Who Pays For Treatment Of Covid-19 Patients In Private Hospitals? – Chua Hong Teck

Without knowing their costs, it will be difficult for the government to reimburse the costs to the private hospitals as the cost structure is very different in the private sector hospitals.

When the Covid-19 pandemic started in Malaysia in early 2020, all patients who were diagnosed with Covid-19 were treated in Government health facilities, mostly in Ministry of Health (MOH) facilities. But recently, from the end of last year when the number of cases rose with daily numbers running into the thousands, the government decided that patients at Levels 1 and 2 can be quarantined at home (if suitable) and only those at Levels 3 to 5 are admitted to government facilities.

But because the number of daily infection keeps going up, the government is now considering using private facilities to treat patients. Right now, if one is diagnosed with Covid-19 in a private hospital, the hospital is obliged to send you to the designated government facility as soon as possible. Treatment in government facilities are free like the seven other infectious diseases given exemption under the MOH Fees (Medical) Order (Perintah Fi (Perubatan) for everyone (including non-citizens).

Under the Emergency Ordinance, the MOH has the authority to instruct private hospitals to take in and treat Covid-19 patients.

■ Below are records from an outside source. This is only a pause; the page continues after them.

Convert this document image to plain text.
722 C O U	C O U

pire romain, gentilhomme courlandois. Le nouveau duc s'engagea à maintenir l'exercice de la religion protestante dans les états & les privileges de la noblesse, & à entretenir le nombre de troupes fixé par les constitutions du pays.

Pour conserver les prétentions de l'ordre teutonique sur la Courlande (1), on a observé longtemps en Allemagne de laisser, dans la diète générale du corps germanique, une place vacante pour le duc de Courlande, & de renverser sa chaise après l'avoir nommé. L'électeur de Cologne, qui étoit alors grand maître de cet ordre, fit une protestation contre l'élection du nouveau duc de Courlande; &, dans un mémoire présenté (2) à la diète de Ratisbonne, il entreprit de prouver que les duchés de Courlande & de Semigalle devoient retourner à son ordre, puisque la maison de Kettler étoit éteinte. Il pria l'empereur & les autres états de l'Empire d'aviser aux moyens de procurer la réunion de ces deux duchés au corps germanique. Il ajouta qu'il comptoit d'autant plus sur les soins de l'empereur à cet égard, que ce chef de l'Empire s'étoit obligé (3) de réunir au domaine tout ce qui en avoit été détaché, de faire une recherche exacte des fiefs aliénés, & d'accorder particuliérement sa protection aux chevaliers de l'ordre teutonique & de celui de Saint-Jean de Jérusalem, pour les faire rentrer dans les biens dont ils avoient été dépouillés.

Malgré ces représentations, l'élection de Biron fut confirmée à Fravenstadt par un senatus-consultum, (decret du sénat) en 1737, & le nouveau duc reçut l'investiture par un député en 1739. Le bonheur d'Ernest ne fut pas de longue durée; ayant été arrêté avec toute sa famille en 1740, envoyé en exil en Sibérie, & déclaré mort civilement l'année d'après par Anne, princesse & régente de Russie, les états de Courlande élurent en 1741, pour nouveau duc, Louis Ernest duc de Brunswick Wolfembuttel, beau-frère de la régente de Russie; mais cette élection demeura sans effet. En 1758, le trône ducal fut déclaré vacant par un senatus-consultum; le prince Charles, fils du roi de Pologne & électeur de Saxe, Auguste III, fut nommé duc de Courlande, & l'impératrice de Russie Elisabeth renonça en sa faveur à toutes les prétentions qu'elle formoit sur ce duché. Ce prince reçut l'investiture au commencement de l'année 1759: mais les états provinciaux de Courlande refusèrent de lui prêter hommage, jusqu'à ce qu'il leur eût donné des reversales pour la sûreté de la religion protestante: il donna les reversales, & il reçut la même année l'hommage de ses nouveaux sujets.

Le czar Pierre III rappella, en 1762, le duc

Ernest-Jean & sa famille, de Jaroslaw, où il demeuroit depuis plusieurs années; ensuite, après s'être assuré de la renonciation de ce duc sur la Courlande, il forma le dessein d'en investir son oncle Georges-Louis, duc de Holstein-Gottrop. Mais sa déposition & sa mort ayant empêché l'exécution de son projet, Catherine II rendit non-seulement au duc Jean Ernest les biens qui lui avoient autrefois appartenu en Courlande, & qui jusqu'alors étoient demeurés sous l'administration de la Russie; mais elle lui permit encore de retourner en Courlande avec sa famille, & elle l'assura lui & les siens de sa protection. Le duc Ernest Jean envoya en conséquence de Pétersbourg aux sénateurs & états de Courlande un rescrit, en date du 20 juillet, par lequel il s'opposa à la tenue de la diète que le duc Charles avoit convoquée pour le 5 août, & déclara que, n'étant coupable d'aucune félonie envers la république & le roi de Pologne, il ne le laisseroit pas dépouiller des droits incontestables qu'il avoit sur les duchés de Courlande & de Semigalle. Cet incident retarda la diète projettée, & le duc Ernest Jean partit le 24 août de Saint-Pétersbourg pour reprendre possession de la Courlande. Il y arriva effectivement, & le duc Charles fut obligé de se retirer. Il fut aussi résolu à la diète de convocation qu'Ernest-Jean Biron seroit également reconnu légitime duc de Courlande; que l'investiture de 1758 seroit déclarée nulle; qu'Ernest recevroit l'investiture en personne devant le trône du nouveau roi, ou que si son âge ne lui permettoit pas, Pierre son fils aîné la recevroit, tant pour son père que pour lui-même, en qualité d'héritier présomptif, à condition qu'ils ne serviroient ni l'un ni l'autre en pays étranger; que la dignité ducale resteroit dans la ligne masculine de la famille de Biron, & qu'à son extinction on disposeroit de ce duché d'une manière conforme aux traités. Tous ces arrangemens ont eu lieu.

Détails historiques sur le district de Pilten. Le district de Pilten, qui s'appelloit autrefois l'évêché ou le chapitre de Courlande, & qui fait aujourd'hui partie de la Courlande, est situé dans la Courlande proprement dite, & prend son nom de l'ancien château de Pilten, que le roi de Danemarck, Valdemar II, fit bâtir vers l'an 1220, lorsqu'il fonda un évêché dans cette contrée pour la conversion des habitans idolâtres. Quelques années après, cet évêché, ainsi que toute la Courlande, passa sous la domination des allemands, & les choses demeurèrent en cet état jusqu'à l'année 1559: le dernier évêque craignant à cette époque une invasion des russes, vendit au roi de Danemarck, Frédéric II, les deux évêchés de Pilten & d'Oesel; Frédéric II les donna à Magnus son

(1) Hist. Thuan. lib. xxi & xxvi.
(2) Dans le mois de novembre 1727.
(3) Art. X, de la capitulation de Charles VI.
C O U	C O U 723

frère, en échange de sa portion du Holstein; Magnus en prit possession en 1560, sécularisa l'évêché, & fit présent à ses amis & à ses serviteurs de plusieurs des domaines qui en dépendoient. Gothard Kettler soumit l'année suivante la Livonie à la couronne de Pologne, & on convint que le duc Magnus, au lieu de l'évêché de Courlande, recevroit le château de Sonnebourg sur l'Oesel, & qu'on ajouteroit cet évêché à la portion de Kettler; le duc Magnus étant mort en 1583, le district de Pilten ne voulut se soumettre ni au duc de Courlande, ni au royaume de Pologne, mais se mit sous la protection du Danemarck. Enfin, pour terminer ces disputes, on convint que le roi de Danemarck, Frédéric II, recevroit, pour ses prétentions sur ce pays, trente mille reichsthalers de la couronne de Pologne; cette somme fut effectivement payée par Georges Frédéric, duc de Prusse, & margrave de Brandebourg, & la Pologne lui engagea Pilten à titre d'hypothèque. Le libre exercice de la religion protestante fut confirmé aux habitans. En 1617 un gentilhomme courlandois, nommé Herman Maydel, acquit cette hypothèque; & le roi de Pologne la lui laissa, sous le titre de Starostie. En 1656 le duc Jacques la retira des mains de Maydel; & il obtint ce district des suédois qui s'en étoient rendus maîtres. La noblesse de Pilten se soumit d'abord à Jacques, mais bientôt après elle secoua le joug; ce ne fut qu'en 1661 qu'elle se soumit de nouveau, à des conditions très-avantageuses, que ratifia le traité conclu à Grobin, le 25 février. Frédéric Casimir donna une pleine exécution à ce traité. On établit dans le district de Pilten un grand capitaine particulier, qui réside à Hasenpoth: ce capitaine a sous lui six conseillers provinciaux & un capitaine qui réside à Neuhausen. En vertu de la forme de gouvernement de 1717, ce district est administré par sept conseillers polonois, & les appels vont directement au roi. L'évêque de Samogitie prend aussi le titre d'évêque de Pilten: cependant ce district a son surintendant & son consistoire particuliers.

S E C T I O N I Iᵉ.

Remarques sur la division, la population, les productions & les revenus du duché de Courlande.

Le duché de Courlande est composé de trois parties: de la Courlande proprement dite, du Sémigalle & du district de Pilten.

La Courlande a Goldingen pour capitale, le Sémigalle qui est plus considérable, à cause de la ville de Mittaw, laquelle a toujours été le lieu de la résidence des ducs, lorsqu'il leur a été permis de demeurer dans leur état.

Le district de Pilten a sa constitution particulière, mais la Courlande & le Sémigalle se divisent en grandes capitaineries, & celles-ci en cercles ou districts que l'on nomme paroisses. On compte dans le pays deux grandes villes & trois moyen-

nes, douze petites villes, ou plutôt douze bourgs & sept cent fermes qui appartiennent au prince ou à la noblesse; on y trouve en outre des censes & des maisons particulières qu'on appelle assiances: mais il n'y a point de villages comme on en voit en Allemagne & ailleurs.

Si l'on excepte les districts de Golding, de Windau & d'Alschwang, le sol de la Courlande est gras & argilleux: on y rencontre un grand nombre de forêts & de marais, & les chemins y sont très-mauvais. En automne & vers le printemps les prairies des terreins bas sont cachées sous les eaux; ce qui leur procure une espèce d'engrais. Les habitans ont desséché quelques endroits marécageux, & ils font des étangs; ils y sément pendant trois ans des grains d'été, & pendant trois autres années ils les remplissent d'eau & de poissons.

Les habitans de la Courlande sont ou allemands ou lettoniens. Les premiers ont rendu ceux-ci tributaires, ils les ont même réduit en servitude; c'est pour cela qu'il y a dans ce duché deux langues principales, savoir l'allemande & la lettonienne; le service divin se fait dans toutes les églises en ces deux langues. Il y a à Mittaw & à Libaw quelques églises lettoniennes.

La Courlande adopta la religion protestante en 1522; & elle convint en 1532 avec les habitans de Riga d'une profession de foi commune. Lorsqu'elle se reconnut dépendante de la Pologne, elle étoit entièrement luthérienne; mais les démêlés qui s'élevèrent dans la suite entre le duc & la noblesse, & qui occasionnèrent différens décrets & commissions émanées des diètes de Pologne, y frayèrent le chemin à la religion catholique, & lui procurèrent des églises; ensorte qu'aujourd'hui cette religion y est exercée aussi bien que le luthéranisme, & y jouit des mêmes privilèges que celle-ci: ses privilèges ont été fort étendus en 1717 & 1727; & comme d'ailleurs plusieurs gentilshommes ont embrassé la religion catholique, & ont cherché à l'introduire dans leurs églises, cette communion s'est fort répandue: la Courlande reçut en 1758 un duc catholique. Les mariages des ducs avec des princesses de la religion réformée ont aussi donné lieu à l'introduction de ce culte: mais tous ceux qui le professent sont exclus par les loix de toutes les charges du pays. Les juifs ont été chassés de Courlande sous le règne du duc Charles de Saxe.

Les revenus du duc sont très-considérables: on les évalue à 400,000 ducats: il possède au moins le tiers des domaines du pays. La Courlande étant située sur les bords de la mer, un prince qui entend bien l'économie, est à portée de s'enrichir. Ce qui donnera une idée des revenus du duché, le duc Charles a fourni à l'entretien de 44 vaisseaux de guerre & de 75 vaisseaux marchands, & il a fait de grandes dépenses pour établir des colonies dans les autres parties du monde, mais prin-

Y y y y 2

The government has started talking to the Association Private Hospitals Malaysia (APHM) regarding the management of Covid-19 patients in private hospitals.

The APHM President has reportedly urged the government to compel insurance companies to revise their policies and cover the treatment costs of Covid-19 patients. APHM said that private hospitals can treat Covid-19 patients who are self-paying but not others who cannot afford to pay. APHM can also assist the government in taking non-Covid-19 patients from MOH hospitals to spare more beds in MOH facilities for Covid-19 patients. This will be funded from the RM100 million that the government is providing.

The insurance and takaful companies are supportive of the government’s call on the private and public partnership in the management of Covid-19 patients.  According to the Life Insurance Association of Malaysia (LIAM), General Insurance Association of Malaysia (PIAM) and Takaful Association, at present pandemic-related risks are generally not covered under any insurance and takaful plans. It is difficult to price this type of policies because of limited knowledge and the evolving nature of the disease.

For me, there are five parties to this discussion, namely the patient, insurance companies, private hospitals, the government and medical practitioners in private hospitals (mostly specialists). As mentioned above, the Government’s SOP for the management of Covid-19 patients is for all of them to be managed by designated public facilities.

At present, all Covid-19 patients (even foreign patients) are given free treatment. Therefore the government should continue to pay a substantial costs of the management of Covid-19 patients (perhaps 50-60 per cent). The remaining portion (40-50 per cent) should be shared by the insurance companies, the private hospitals, patients (if they have medical insurance, or else this portion must be borne by the government) and the specialists. 

The insurance companies can pay part of the costs as many of them have offered payouts for Covid-19 diagnosis to new policyholders who take up new medical policies. Bank Negara can consider an amendment to existing policies to provide for this coverage.  Private hospitals can absorb some of the costs with extra business from the government, and so can the specialists who are carrying out consultations in these private hospitals.

After determining the portion of the costs to be shared by the major stakeholders, the main issue to be resolved will be how much to pay for the management of these patients in the private hospitals. I am not sure whether the government know the costs of treatment of these patients in their hospitals.

Without knowing their costs, it will be difficult for the government to reimburse the costs to the private hospitals as the cost structure is very different in the private sector hospitals. This will also be a major challenge if the MOH send their non-Covid patients to the private hospitals as a way to decongest their hospital beds to take in more Covid patients.

The APHM prefers this option rather than take in Covid-19 patients. Therefore there are still many details to work out before this public-private partnership in the management of Covid-19 patients in the private hospitals can be implemented.

  • This is the personal opinion of the writer or publication and does not necessarily represent the views of CodeBlue.